Perhaps plainclothes officers, instead of those in uniform, should have been sent in to assess the situation, Couper said. Perhaps officers should have taken a wait-and-see approach, following Hendricks to the parking lot instead of attempting to arrest him inside the hospital.

As long as the suspect wasn't threatening anyone, officers and their supervisors should have taken some time to consider all options, Couper said.

Both the department and the civilian Fire and Police Commission are investigating, which may result in policy changes.

Sheriff David A. Clarke Jr. also has criticized the Police Department's handling of the case, complaining that deputies were nearby and didn't know a dangerous felon was at the hospital.

"This is how officers get ambushed or shot in cross-fire situations unaware that other officers are present on scene," Clarke said in a statement.

The sheriff has ordered his commanders to meet with Milwaukee and Wauwatosa police and private security officials at the Milwaukee County Medical complex and compile a critique within 60 days.

Hospital officials and the Milwaukee County district attorney's office also are investigating.

Gerry Steele, spokeswoman for the hospital, did not immediately answer questions Monday.

Chief Deputy District Attorney Kent Lovern said Monday that the DA's office review of the officers' actions would likely be completed by the end of the week.

Acosta was placed on desk duty after the shooting, which is standard procedure, and will remain on that status until the district attorney's investigation is complete, Milwaukee Police Lt. Mark Stanmeyer said Monday.

As for Hendricks, prosecutors quickly charged him with two counts of bail jumping and with possessing a weapon as felon, in addition to the child abuse charge. He was charged with only misdemeanor resisting or obstructing officers, despite allegedly pointing a gun at them.

Hendricks has felony convictions, mostly for drugs, dating back to 2009, according to online court records. He was convicted twice in 2009 and again in 2011, records show.

In December 2012, he was charged with possession of marijuana, second offense, fleeing an officer and being a felon in possession of a firearm. Hendricks pleaded guilty to the gun charge in September and was set to be sentenced Oct. 31. When he did not appear for that hearing, a warrant was issued for his arrest, records show.

Police were trying to arrest him on that warrant when they went to Children's last month.

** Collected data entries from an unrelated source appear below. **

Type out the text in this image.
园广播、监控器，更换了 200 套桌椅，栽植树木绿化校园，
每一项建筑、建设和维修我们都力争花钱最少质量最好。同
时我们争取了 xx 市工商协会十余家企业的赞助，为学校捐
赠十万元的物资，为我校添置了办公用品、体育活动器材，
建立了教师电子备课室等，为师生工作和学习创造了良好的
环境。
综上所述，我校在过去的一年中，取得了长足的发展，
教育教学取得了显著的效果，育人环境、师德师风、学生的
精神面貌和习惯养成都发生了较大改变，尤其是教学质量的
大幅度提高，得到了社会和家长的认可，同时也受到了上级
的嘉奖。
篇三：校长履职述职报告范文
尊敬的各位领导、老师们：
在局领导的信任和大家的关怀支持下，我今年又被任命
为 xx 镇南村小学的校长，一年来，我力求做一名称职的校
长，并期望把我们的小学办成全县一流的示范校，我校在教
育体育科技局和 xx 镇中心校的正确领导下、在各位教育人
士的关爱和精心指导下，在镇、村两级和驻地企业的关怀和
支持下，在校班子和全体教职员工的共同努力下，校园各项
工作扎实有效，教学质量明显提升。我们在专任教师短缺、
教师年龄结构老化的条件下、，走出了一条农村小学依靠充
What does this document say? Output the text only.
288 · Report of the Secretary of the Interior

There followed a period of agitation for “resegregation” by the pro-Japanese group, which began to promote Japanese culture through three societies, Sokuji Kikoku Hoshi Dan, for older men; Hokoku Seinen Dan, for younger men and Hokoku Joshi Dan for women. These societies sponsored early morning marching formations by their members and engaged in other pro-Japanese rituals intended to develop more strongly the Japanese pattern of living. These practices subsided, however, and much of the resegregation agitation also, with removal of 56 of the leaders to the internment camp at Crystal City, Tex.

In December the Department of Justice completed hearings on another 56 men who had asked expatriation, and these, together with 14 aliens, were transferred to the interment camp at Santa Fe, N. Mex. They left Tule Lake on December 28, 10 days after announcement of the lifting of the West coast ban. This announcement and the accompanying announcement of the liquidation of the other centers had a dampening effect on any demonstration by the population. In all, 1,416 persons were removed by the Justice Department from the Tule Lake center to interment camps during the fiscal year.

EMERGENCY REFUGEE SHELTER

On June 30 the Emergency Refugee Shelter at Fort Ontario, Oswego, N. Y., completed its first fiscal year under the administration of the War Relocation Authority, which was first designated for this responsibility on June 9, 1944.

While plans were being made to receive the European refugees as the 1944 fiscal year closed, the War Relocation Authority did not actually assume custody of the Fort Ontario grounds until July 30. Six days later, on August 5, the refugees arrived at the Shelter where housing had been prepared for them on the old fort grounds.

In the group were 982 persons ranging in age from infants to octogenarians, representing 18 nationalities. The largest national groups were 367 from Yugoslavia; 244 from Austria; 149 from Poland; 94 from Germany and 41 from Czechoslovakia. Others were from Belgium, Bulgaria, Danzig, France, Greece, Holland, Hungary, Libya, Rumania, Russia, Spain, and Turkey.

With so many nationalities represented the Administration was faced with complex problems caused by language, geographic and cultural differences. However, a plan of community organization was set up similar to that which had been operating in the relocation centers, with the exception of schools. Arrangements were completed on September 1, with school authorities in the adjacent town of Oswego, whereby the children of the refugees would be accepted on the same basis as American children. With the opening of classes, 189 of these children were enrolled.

"His repeated criminal behavior resulted in a felony arrest warrant, and his decision to carry a gun into a children's hospital resulted in the call for service we received that day," Stanmeyer said.

The mother can't figure out why either the nurses or the police didn't make sure the baby was safe before officers tried to make an arrest.

"We were just getting ready to take my son home. He was going to be released into our care. There were no problems, no nothing. Nothing was wrong until the police came," she said. "No one was harmed, no one was in danger, no one feared for their life until the police came."